Is the Interest Only Lifetime Mortgage the Best Type of Equity Release Scheme?

For many people considering equity release schemes, an interest only lifetime mortgage may seem to be the best type of product. However, it is not automatically the best possible scheme to suit your needs. The best possible deal should be the one which is most appropriate to your circumstances and needs.

The Difference Between a Roll up and Interest Only Lifetime Mortgage
The primary difference between a roll up and an interest only lifetime mortgage is that the customers are allowed to make monthly interest payments on an interest only lifetime mortgage. This option allows partial or full amounts of interest to be paid each month rather than allowing the interest to roll up for the remainder of the term. This would obviously be subject to affordability but it works in much the same way as a conventional lifetime mortgage with the exception that on completion, the provider will start to collect a monthly interest payment. This type of scheme can still allow you to release the capital from your home and use it as a tax free lump sum to spend as you please.

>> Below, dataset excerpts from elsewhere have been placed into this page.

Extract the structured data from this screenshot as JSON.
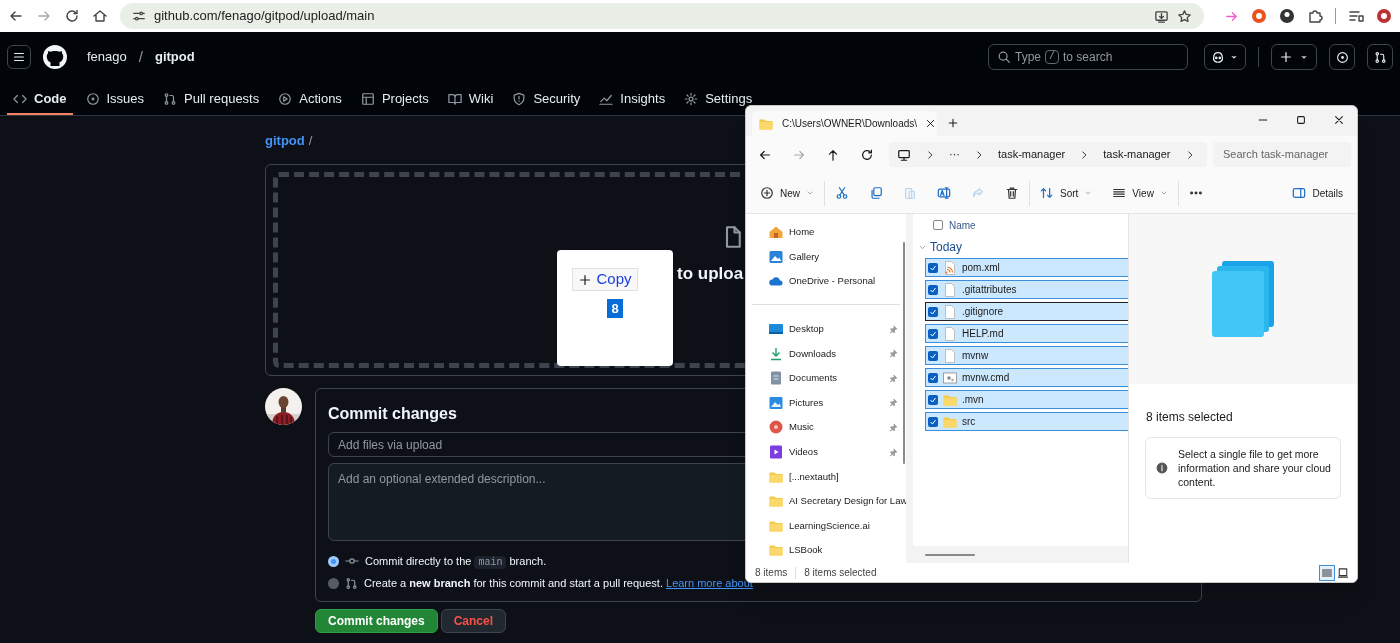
{
  "browser": {
    "url": "github.com/fenago/gitpod/upload/main"
  },
  "repo": {
    "owner": "fenago",
    "separator": "/",
    "name": "gitpod"
  },
  "search": {
    "before": "Type",
    "key": "/",
    "after": "to search"
  },
  "tabs": [
    {
      "label": "Code",
      "kind": "code",
      "selected": true
    },
    {
      "label": "Issues",
      "kind": "issues",
      "selected": false
    },
    {
      "label": "Pull requests",
      "kind": "pr",
      "selected": false
    },
    {
      "label": "Actions",
      "kind": "actions",
      "selected": false
    },
    {
      "label": "Projects",
      "kind": "projects",
      "selected": false
    },
    {
      "label": "Wiki",
      "kind": "wiki",
      "selected": false
    },
    {
      "label": "Security",
      "kind": "security",
      "selected": false
    },
    {
      "label": "Insights",
      "kind": "insights",
      "selected": false
    },
    {
      "label": "Settings",
      "kind": "settings",
      "selected": false
    }
  ],
  "breadcrumb": {
    "repo": "gitpod",
    "separator": "/"
  },
  "drop_zone": {
    "text": "to uploa"
  },
  "drag_popup": {
    "action": "Copy",
    "count": "8"
  },
  "commit": {
    "title": "Commit changes",
    "summary_placeholder": "Add files via upload",
    "description_placeholder": "Add an optional extended description...",
    "options": [
      {
        "kind": "direct",
        "before": "Commit directly to the",
        "code": "main",
        "after": "branch.",
        "selected": true
      },
      {
        "kind": "branch",
        "text": "Create a **new branch** for this commit and start a pull request.",
        "link": "Learn more about",
        "selected": false
      }
    ],
    "buttons": [
      {
        "kind": "primary",
        "label": "Commit changes"
      },
      {
        "kind": "cancel",
        "label": "Cancel"
      }
    ]
  },
  "explorer": {
    "tab_title": "C:\\Users\\OWNER\\Downloads\\",
    "crumbs": [
      "···",
      "task-manager",
      "task-manager"
    ],
    "search_placeholder": "Search task-manager",
    "toolbar_groups": [
      [
        {
          "kind": "new",
          "label": "New",
          "disabled": false
        }
      ],
      [
        {
          "kind": "cut",
          "disabled": false
        },
        {
          "kind": "copy",
          "disabled": false
        },
        {
          "kind": "paste",
          "disabled": true
        },
        {
          "kind": "rename",
          "disabled": false
        },
        {
          "kind": "share",
          "disabled": true
        },
        {
          "kind": "delete",
          "disabled": false
        }
      ],
      [
        {
          "kind": "sort",
          "label": "Sort",
          "disabled": false
        },
        {
          "kind": "view",
          "label": "View",
          "disabled": false
        }
      ],
      [
        {
          "kind": "more",
          "disabled": false
        }
      ]
    ],
    "details_button": "Details",
    "nav_groups": [
      [
        {
          "label": "Home",
          "kind": "home",
          "pinned": false
        },
        {
          "label": "Gallery",
          "kind": "gallery",
          "pinned": false
        },
        {
          "label": "OneDrive - Personal",
          "kind": "cloud",
          "pinned": false
        }
      ],
      [
        {
          "label": "Desktop",
          "kind": "desktop",
          "pinned": true
        },
        {
          "label": "Downloads",
          "kind": "downloads",
          "pinned": true
        },
        {
          "label": "Documents",
          "kind": "documents",
          "pinned": true
        },
        {
          "label": "Pictures",
          "kind": "pictures",
          "pinned": true
        },
        {
          "label": "Music",
          "kind": "music",
          "pinned": true
        },
        {
          "label": "Videos",
          "kind": "videos",
          "pinned": true
        },
        {
          "label": "[...nextauth]",
          "kind": "folder",
          "pinned": false
        },
        {
          "label": "AI Secretary Design for Law",
          "kind": "folder",
          "pinned": false
        },
        {
          "label": "LearningScience.ai",
          "kind": "folder",
          "pinned": false
        },
        {
          "label": "LSBook",
          "kind": "folder",
          "pinned": false
        }
      ]
    ],
    "column": {
      "label": "Name",
      "checked": false
    },
    "group": {
      "label": "Today",
      "expanded": true
    },
    "files": [
      {
        "name": "pom.xml",
        "kind": "xml",
        "checked": true,
        "focused": false
      },
      {
        "name": ".gitattributes",
        "kind": "file",
        "checked": true,
        "focused": false
      },
      {
        "name": ".gitignore",
        "kind": "file",
        "checked": true,
        "focused": true
      },
      {
        "name": "HELP.md",
        "kind": "file",
        "checked": true,
        "focused": false
      },
      {
        "name": "mvnw",
        "kind": "file",
        "checked": true,
        "focused": false
      },
      {
        "name": "mvnw.cmd",
        "kind": "cmd",
        "checked": true,
        "focused": false
      },
      {
        "name": ".mvn",
        "kind": "folder",
        "checked": true,
        "focused": false
      },
      {
        "name": "src",
        "kind": "folder",
        "checked": true,
        "focused": false
      }
    ],
    "details": {
      "heading": "8 items selected",
      "info": "Select a single file to get more information and share your cloud content."
    },
    "status": [
      "8 items",
      "8 items selected"
    ],
    "views": [
      {
        "kind": "details",
        "selected": true
      },
      {
        "kind": "tiles",
        "selected": false
      }
    ]
  }
}
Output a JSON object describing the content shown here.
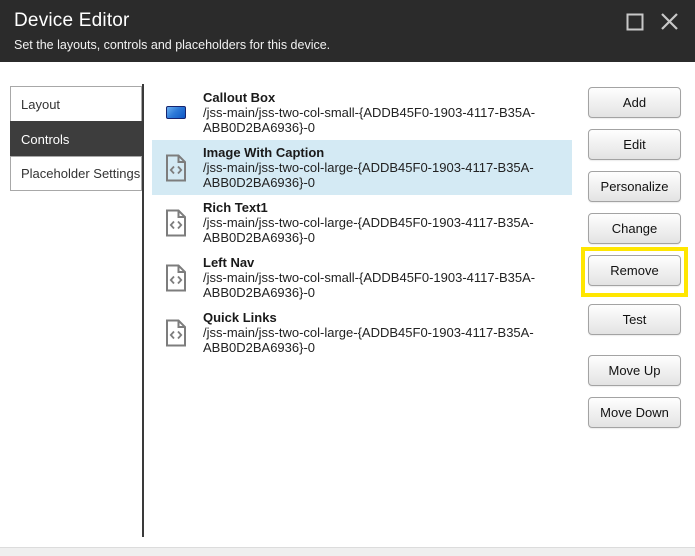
{
  "window": {
    "title": "Device Editor",
    "subtitle": "Set the layouts, controls and placeholders for this device.",
    "maximize_icon": "maximize-square",
    "close_icon": "close-x"
  },
  "tabs": {
    "selected": "Controls",
    "items": [
      {
        "label": "Layout"
      },
      {
        "label": "Controls"
      },
      {
        "label": "Placeholder Settings"
      }
    ]
  },
  "list": {
    "items": [
      {
        "name": "Callout Box",
        "path": "/jss-main/jss-two-col-small-{ADDB45F0-1903-4117-B35A-ABB0D2BA6936}-0",
        "icon": "blue-button-thumbnail",
        "selected": false
      },
      {
        "name": "Image With Caption",
        "path": "/jss-main/jss-two-col-large-{ADDB45F0-1903-4117-B35A-ABB0D2BA6936}-0",
        "icon": "code-file",
        "selected": true
      },
      {
        "name": "Rich Text1",
        "path": "/jss-main/jss-two-col-large-{ADDB45F0-1903-4117-B35A-ABB0D2BA6936}-0",
        "icon": "code-file",
        "selected": false
      },
      {
        "name": "Left Nav",
        "path": "/jss-main/jss-two-col-small-{ADDB45F0-1903-4117-B35A-ABB0D2BA6936}-0",
        "icon": "code-file",
        "selected": false
      },
      {
        "name": "Quick Links",
        "path": "/jss-main/jss-two-col-large-{ADDB45F0-1903-4117-B35A-ABB0D2BA6936}-0",
        "icon": "code-file",
        "selected": false
      }
    ]
  },
  "actions": {
    "highlighted": "Remove",
    "buttons": [
      {
        "label": "Add"
      },
      {
        "label": "Edit"
      },
      {
        "label": "Personalize"
      },
      {
        "label": "Change"
      },
      {
        "label": "Remove"
      },
      {
        "label": "Test"
      },
      {
        "label": "Move Up"
      },
      {
        "label": "Move Down"
      }
    ]
  },
  "colors": {
    "header_bg": "#2b2b2b",
    "selected_tab_bg": "#3d3d3d",
    "selected_row_bg": "#d4eaf4",
    "highlight_yellow": "#ffe600",
    "thumbnail_blue": "#0d57c4"
  }
}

The Advantage of an Interest Only Lifetime Mortgage
The main advantage of this type of scheme is that the balance on the equity release loan remains constant. The principle amount is only repaid to your lender when the property is sold. This is usually if you pass away or move in to a long term care facility. This allows the provision for a smaller loan to be secured on the property meaning that equity can be protected for your beneficiaries. There are a number of companies which offer a number of interest only lifetime mortgage products including Stonehaven, Hodge Lifetime and More2life. Many of these schemes allow for full or partial interest payments. If you choose to make a partial interest payment, the remaining interest will be compounded onto the balance of the loan.

The Advantage of a Roll up Lifetime Mortgage
This type of scheme remains one of the most popular since it allows a capital lump sum to be received without any impact on monthly expenditure. With this type of product, the interest is added on to the principle loan and compounded monthly or annually. This can provide an opportunity for home owners to receive a lump sum or additional income without incurring any monthly costs. However, it can significantly reduce the amount of inheritance left to your beneficiaries.

Which is Best?
The choice of equity release scheme which is best for you will depend on your current financial situation and your attitude to risk. You should think about whether you could comfortably afford interest payments on a monthly basis. The main issue to consider is whether you wish to protect the inheritance you can leave to your beneficiaries and if you have enough disposable income available to make interest payments. This can be a difficult decision for some and your equity release advisor will be able to assess your situation and provide additional information which may assist your decision.

There are a number of schemes which offer flexibility regarding the interest payments and may provide the best type of equity release scheme for you. It is worth taking the time to assess your financial situation and discussing your plans with your beneficiaries. This type of decision can have a long term impact on you and your beneficiaries, so it is important to understand the consequences of choosing a roll up or an interest only lifetime mortgage. If you are concerned about which scheme would be best suited to your needs, you should consult with your equity release advisor for further guidance.